The blood-testis barrier: Its biology, regulation, and physiological role in spermatogenesis
The blood-testis barrier (BTB) in mammals, such as rats, is composed of the tight junction (TJ), the basal ectoplasmic specialization (basal ES), the basal tubulobulbar complex (basal TBC) (both are testis-specific actin-based adherens junction [AJ] types), and the desmosome-like junction that are present side-by-side in the seminiferous epithelium. The BTB physically divides the seminiferous epithelium into basal and apical (or adluminal) compartments, and is pivotal to spermatogenesis. Besides its function as an immunological barrier to segregate the postmeiotic germ-cell antigens from the systemic circulation, it creates a unique microenvironment for germ-cell development and confers cell polarity. During spermatogenesis, the BTB in rodents must physically disassemble to permit the passage of preleptotene and leptotene spermatocytes. This occurs at late stage VII through early stage VIII of the epithelial cycle. Studies have shown that this dynamic BTB restructuring to facilitate germ-cell migration is regulated by two cytokines, namely transforming growth factor-β3 (TGF-β3) and tumor necrosis factor-α (TNFα), via downstream mitogen-activated protein kinases. These cytokines determine the homeostasis of TJ- and basal ES-structural proteins, proteases, protease inhibitors, and other extracellular matrix (ECM) proteins (e.g., collagen) in the seminiferous epithelium.
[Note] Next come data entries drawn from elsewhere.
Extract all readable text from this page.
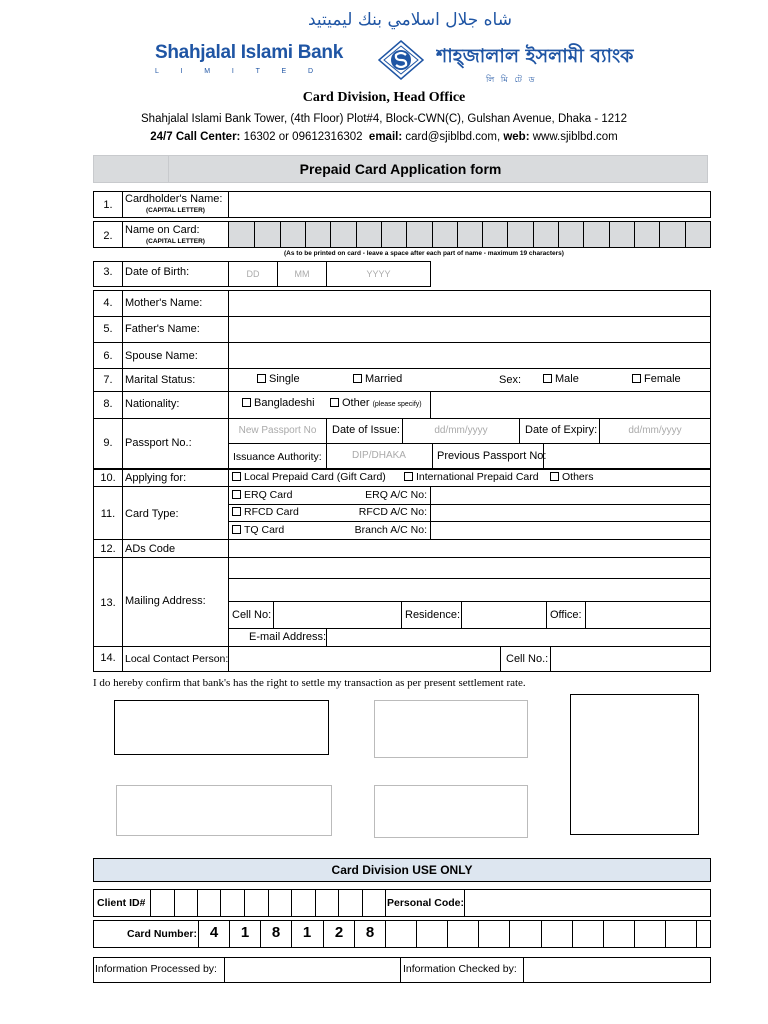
شاه جلال اسلامي بنك ليميتيد
Shahjalal Islami Bank
L   I   M   I   T   E   D
শাহ্‌জালাল ইসলামী ব্যাংক
লি   মি   টে   ড
Card Division, Head Office
Shahjalal Islami Bank Tower, (4th Floor) Plot#4, Block-CWN(C), Gulshan Avenue, Dhaka - 1212
24/7 Call Center: 16302 or 09612316302 email: card@sjiblbd.com, web: www.sjiblbd.com
Prepaid Card Application form
1.	Cardholder's Name:
(CAPITAL LETTER)
2.	Name on Card:
(CAPITAL LETTER)
(As to be printed on card - leave a space after each part of name - maximum 19 characters)
3.	Date of Birth:	DD	MM	YYYY
4.	Mother's Name:
5.	Father's Name:
6.	Spouse Name:
7.	Marital Status:	Single	Married	Sex:	Male	Female
8.	Nationality:	Bangladeshi	Other (please specify)
9.	Passport No.:
New Passport No	Date of Issue:	dd/mm/yyyy	Date of Expiry:	dd/mm/yyyy
Issuance Authority:	DIP/DHAKA	Previous Passport No:
10. Applying for:	Local Prepaid Card (Gift Card)	International Prepaid Card	Others
11. Card Type:
ERQ Card	ERQ A/C No:
RFCD Card	RFCD A/C No:
TQ Card	Branch A/C No:
12. ADs Code
13. Mailing Address:
Cell No:	Residence:	Office:
E-mail Address:
14. Local Contact Person:	Cell No.:
I do hereby confirm that bank's has the right to settle my transaction as per present settlement rate.
Card Division USE ONLY
Client ID#	Personal Code:
Card Number: 4	1	8	1	2	8
Information Processed by:	Information Checked by:
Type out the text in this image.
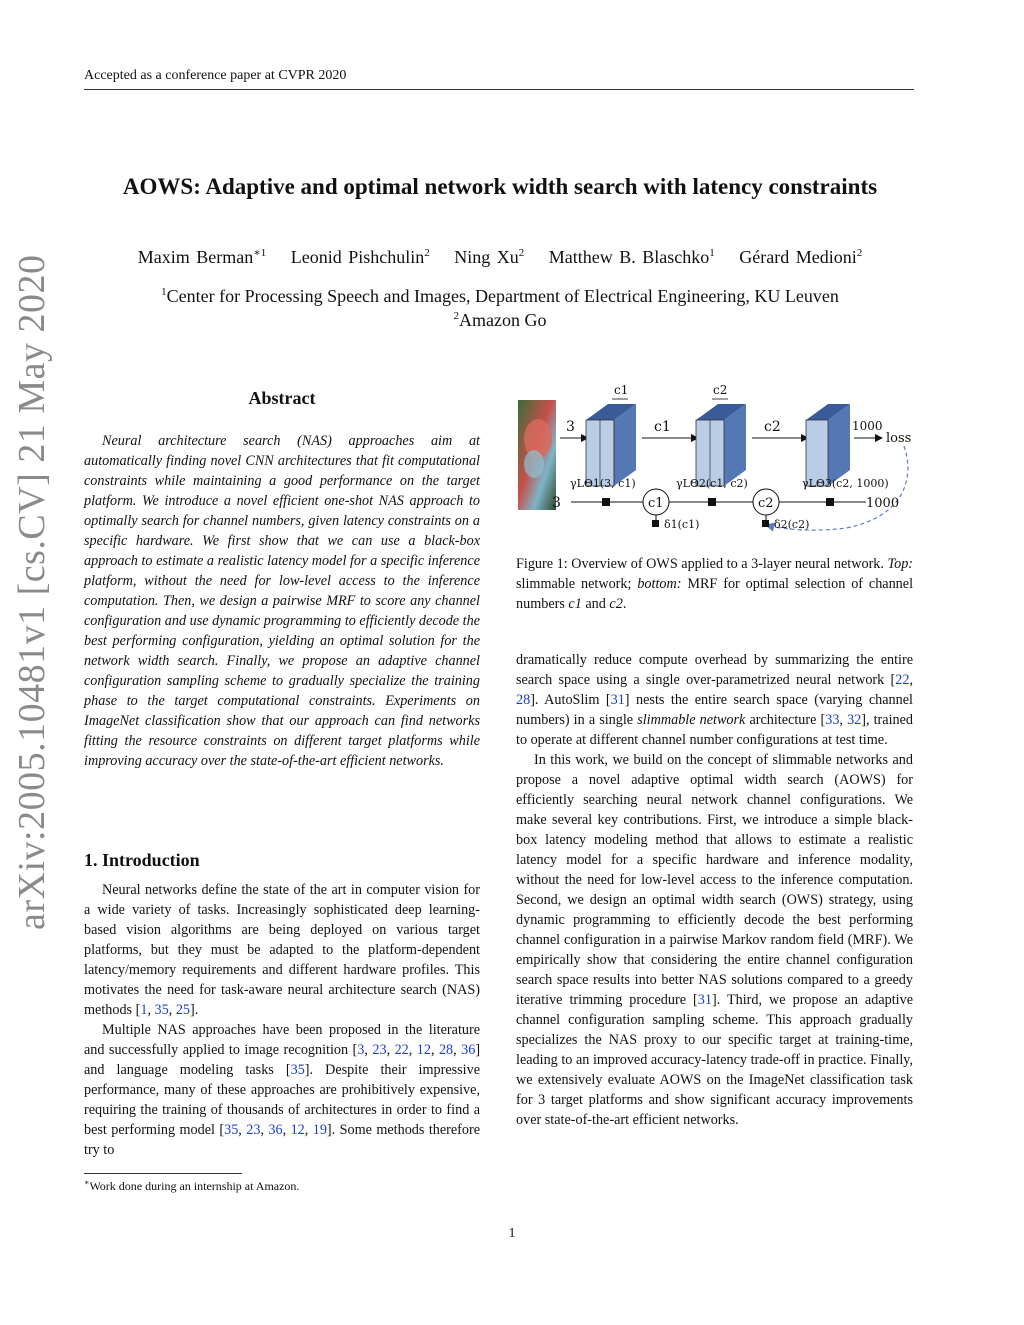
Accepted as a conference paper at CVPR 2020
arXiv:2005.10481v1 [cs.CV] 21 May 2020
AOWS: Adaptive and optimal network width search with latency constraints
Maxim Berman$^{∗1}$ Leonid Pishchulin$^2$ Ning Xu$^2$ Matthew B. Blaschko$^1$ Gérard Medioni$^2$
$^1$Center for Processing Speech and Images, Department of Electrical Engineering, KU Leuven
$^2$Amazon Go
Abstract

Neural architecture search (NAS) approaches aim at automatically finding novel CNN architectures that fit computational constraints while maintaining a good performance on the target platform. We introduce a novel efficient one-shot NAS approach to optimally search for channel numbers, given latency constraints on a specific hardware. We first show that we can use a black-box approach to estimate a realistic latency model for a specific inference platform, without the need for low-level access to the inference computation. Then, we design a pairwise MRF to score any channel configuration and use dynamic programming to efficiently decode the best performing configuration, yielding an optimal solution for the network width search. Finally, we propose an adaptive channel configuration sampling scheme to gradually specialize the training phase to the target computational constraints. Experiments on ImageNet classification show that our approach can find networks fitting the resource constraints on different target platforms while improving accuracy over the state-of-the-art efficient networks.

1. Introduction

Neural networks define the state of the art in computer vision for a wide variety of tasks. Increasingly sophisticated deep learning-based vision algorithms are being deployed on various target platforms, but they must be adapted to the platform-dependent latency/memory requirements and different hardware profiles. This motivates the need for task-aware neural architecture search (NAS) methods [1, 35, 25].

Multiple NAS approaches have been proposed in the literature and successfully applied to image recognition [3, 23, 22, 12, 28, 36] and language modeling tasks [35]. Despite their impressive performance, many of these approaches are prohibitively expensive, requiring the training of thousands of architectures in order to find a best performing model [35, 23, 36, 12, 19]. Some methods therefore try to

3
c1
c1
c2
c2	1000
loss
3	1000
γLΘ1(3, c1)	γLΘ2(c1, c2)	γLΘ3(c2, 1000)
c1	c2
δ1(c1)	δ2(c2)

Figure 1: Overview of OWS applied to a 3-layer neural network. Top: slimmable network; bottom: MRF for optimal selection of channel numbers c1 and c2.

dramatically reduce compute overhead by summarizing the entire search space using a single over-parametrized neural network [22, 28]. AutoSlim [31] nests the entire search space (varying channel numbers) in a single slimmable network architecture [33, 32], trained to operate at different channel number configurations at test time.

In this work, we build on the concept of slimmable networks and propose a novel adaptive optimal width search (AOWS) for efficiently searching neural network channel configurations. We make several key contributions. First, we introduce a simple black-box latency modeling method that allows to estimate a realistic latency model for a specific hardware and inference modality, without the need for low-level access to the inference computation. Second, we design an optimal width search (OWS) strategy, using dynamic programming to efficiently decode the best performing channel configuration in a pairwise Markov random field (MRF). We empirically show that considering the entire channel configuration search space results into better NAS solutions compared to a greedy iterative trimming procedure [31]. Third, we propose an adaptive channel configuration sampling scheme. This approach gradually specializes the NAS proxy to our specific target at training-time, leading to an improved accuracy-latency trade-off in practice. Finally, we extensively evaluate AOWS on the ImageNet classification task for 3 target platforms and show significant accuracy improvements over state-of-the-art efficient networks.

∗Work done during an internship at Amazon.
1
Some of these molecules are known regulators of focal contacts between the ECM and other actively migrating cells, such as macrophages, fibroblasts, or malignant cells. These findings also illustrate that cell-cell junction restructuring at the BTB is regulated by mechanisms involved in the junction turnover at the cell-matrix interface. This review critically discusses these latest findings in the field in light of their significance in the biology and regulation of the BTB pertinent to spermatogenesis.
Wong, Ching-hang and C. Yan Cheng. 2005. "The blood-testis barrier: Its biology, regulation, and physiological role in spermatogenesis," Current Topics in Developmental Biology 71: 263–296.